I’m trying to understand how these languages work under the hood. Unfortunately I only ever read very superficial things.
I’ll summarize what I know already, I would be really happy if you could correct me, and most of all, help me enhance my little bits of half-knowledge.
C++:
The C++ compiler preprocesses all source files. This means, that it actually inserts strings into the places where macros where originally. After that, it creates an .obj file for each source file containing machine independant bytecode.
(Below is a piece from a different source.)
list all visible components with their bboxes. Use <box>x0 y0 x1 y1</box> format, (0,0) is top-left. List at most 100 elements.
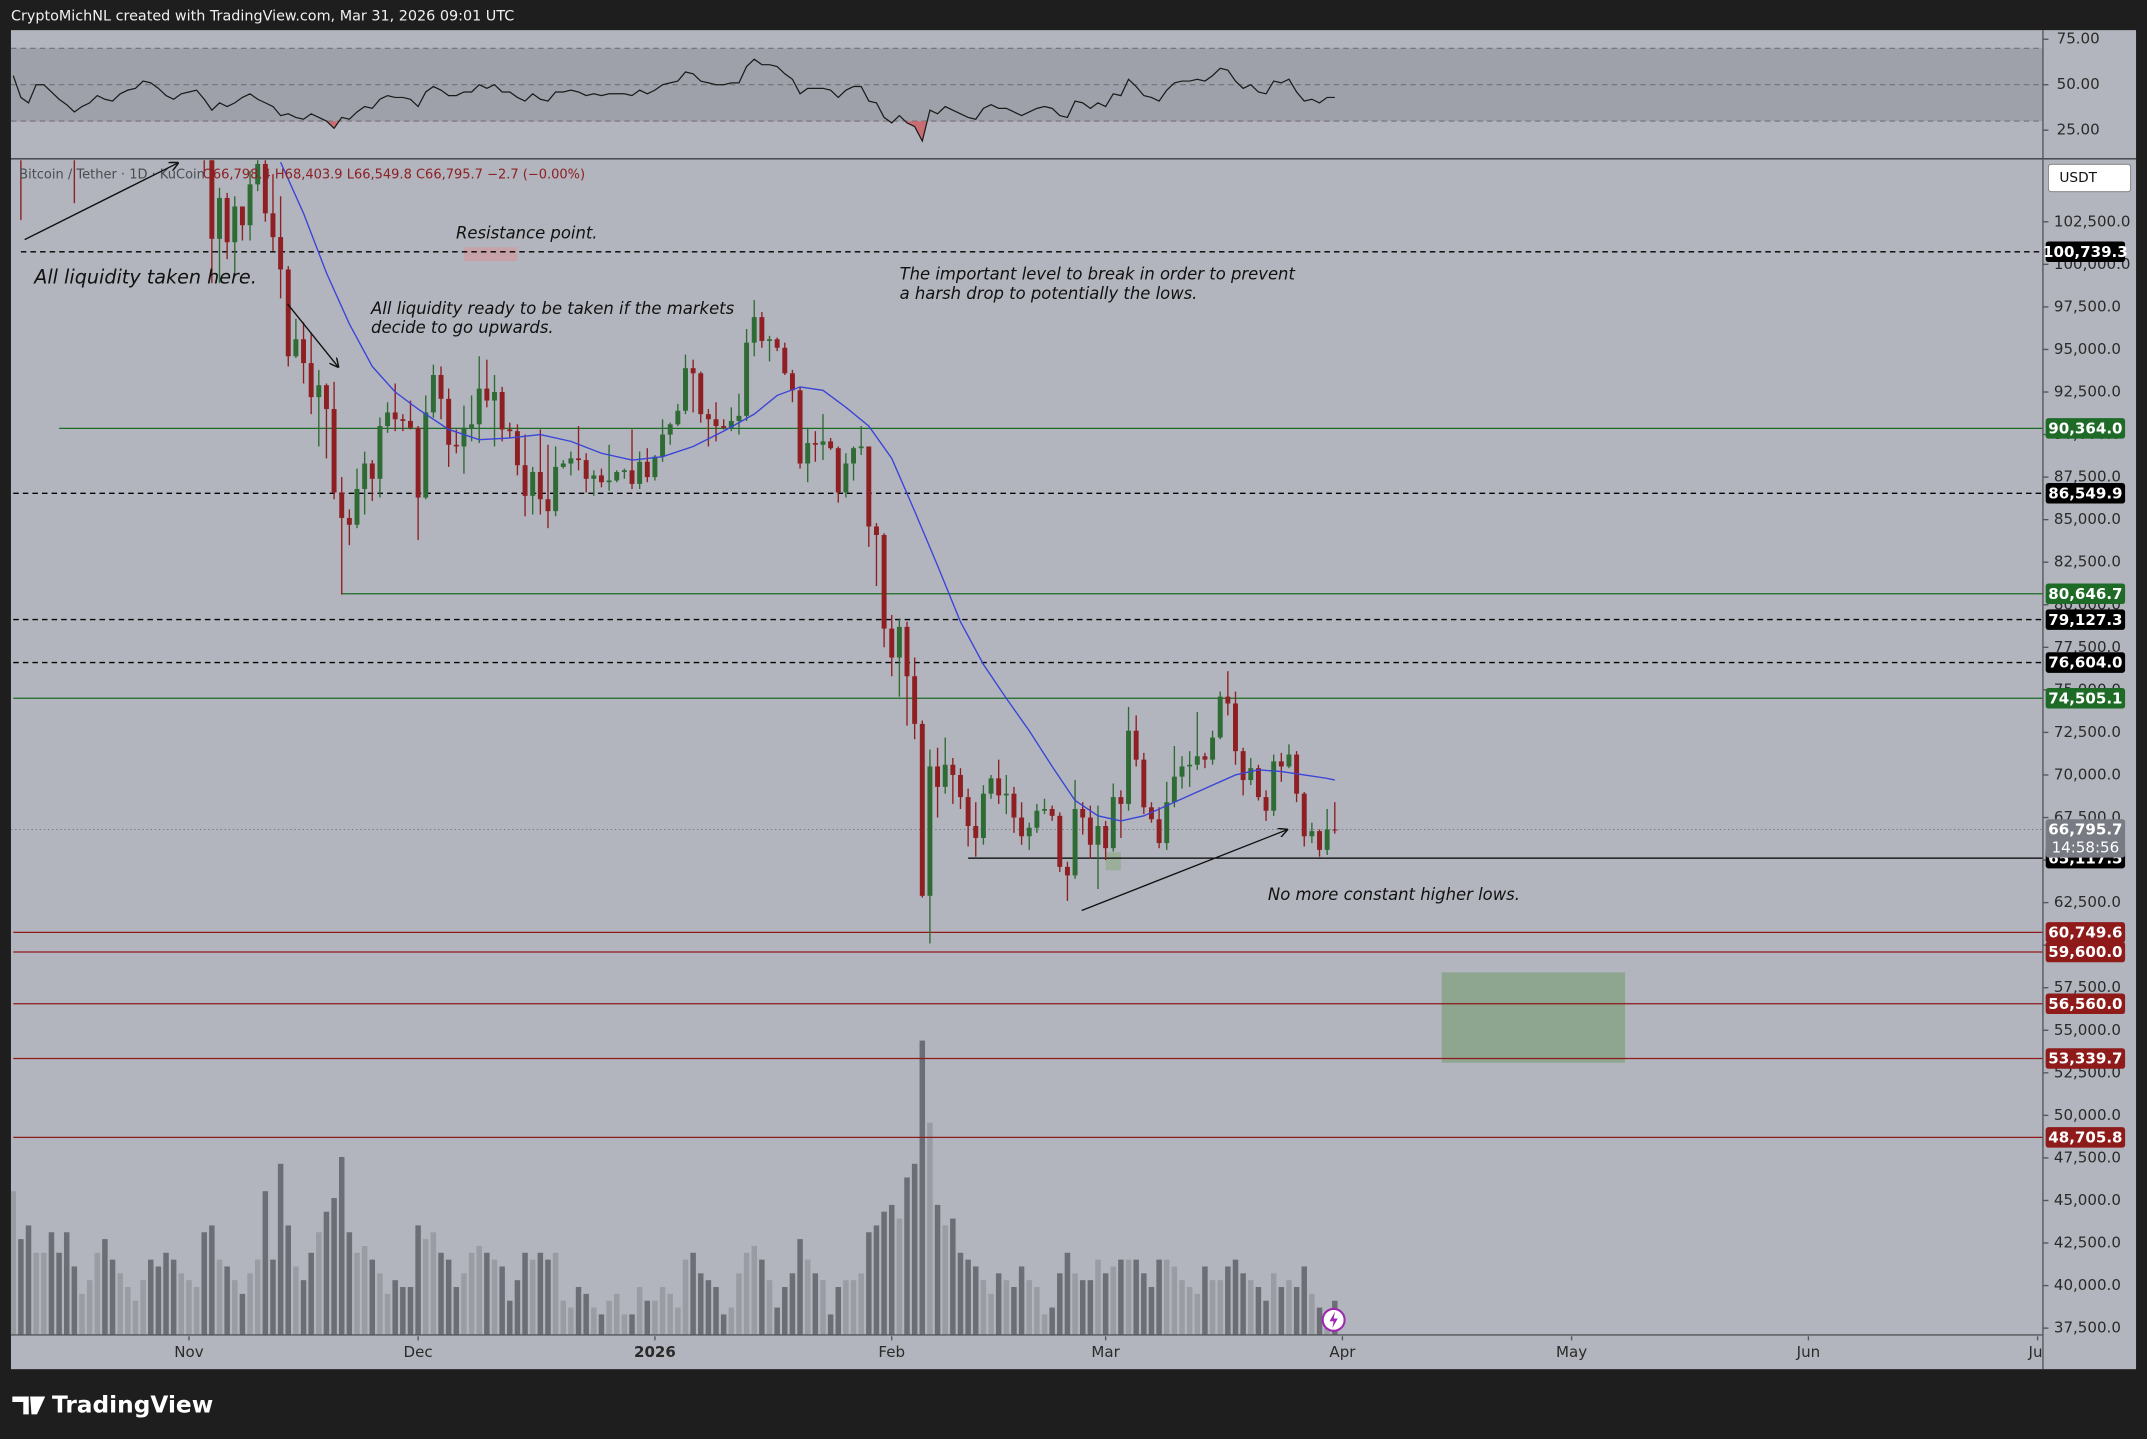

The linker then links all external .obj files from libraries with the custom made .obj files together, and compiles it into an .exe.
Java:
Java code is compiled into machine independant “bytecode” which sits in .class files, which in turn can sit in .JAR files, which get run on the JRE. The virtual machine is just doing garbage cleanup then. Java code is compiled just-in-time like C#, but with hotspot optimization developed by SUN.
C#:
Practically the same as Java? C# source code gets compiled into CIL (Common Intermediate Language) code, which is still human readable. This code will be run by the CLR Just-in-Time. This compilation turns methods into machine specific code just when they are first called.
I’m actually interested in pretty much every language…but Java and C# are almost the same, and I always wondered how the differentiate. And C++ is the “classic” so to speak. The father of both without any kind of virtual machine. Appreciate the help!
edit: I know that this is a broad subject, but I really couldn’t find any solid knowledge. If you have links or books that explain this sort of thing I’m happy to go to work. I tried to read the SUN specifications/whitepapers for the java virtual machine, but that is all a little too deep for me right now.
The compilation of unmanaged C++ is very different from the compilation of managed C++, C# and Java.
Unmanaged C++
Unmanaged C++ (“traditional” C++) is compiled directly into machine code. The programmer invokes a compiler that targets a specific platform (processor and operating system), and the compiler outputs an executable that works only on that platform. The executable contains the machine code that the particular processor understands. When executed, the processor will directly execute the compiled code as is (modulo virtual memory address translation yadda yadda).
Managed C++, C# and Java
Managed code is compiled into an intermediate code (CIL in the case of .NET languages like C#, and Java bytecode in the case of Java). The compiler outputs an executable that contains code in this intermediate language. At this point, it is still platform-independent. When executed, a so-called Just-in-Time compiler will kick in, which translates the intermediate code into machine code just before executing. The processor will then execute the machine code generated by the JIT compiler. Most of the time, this machine code is kept in memory and discarded at the end of the program (so it has to run the JITting again the next time), but tools exist to do the JITting permanently.
The benefit here of course is that the platform-independent executable can be run on any platform, but the downside is that you need an execution environment (including a JIT compiler) for that platform.